Steven Saint Lawrence Adams (born February 8, 1947) is an American author and screenwriter who also uses the penname Waldo Mellon. He wrote Envy (2004), starring Ben Stiller and Jack Black. Adams conceived the idea with long-time friend Larry David. They met while both were comedy writers for Fridays, a Saturday Night Live inspired show in the early 1980s. Adams also wrote Waiting for Forever (2010) starring Tom Sturridge, Rachel Bilson, and Blythe Danner as well as No Stranger Than Love (2015) starring Alison Brie and Colin Hanks.

In 2014, Adams wrote and self-published his first book What's What And What To Do About It under the pen name Waldo Mellon. The book was published in March 1, 2022 by Seven Stories Press.
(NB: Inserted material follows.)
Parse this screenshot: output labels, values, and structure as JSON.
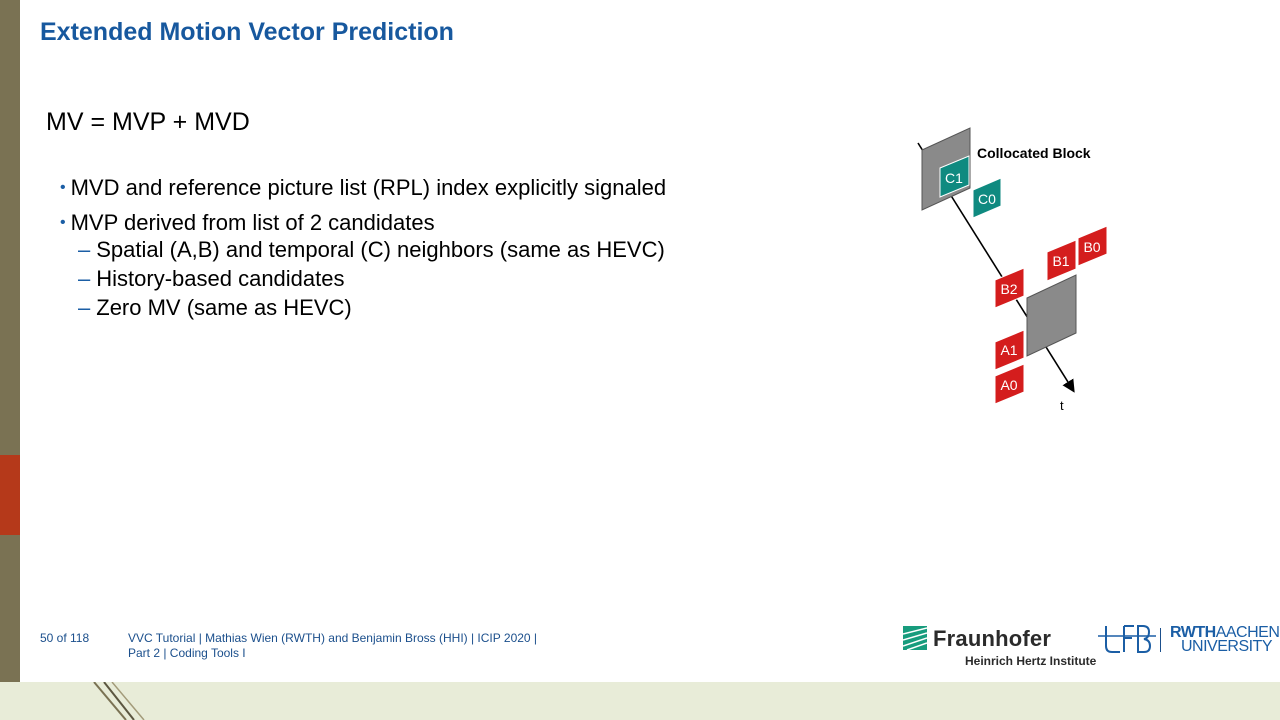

== Early life and family ==
Adams's uncle is Kurt Vonnegut (1922-2007), an American novelist known for wryly satirical science fiction. In 1958, Adams' mother, Alice Vonnegut Adams, died of cancer two days after her husband, James Carmalt Adams, was killed in a train accident. Vonnegut, Alice's brother, adopted Adams and his three brothers and raised them in Cape Cod, Massachusetts. Adams graduated from Dartmouth College in 1969 with B.A. in English. He currently lives in Massachusetts, with his wife Jeannie.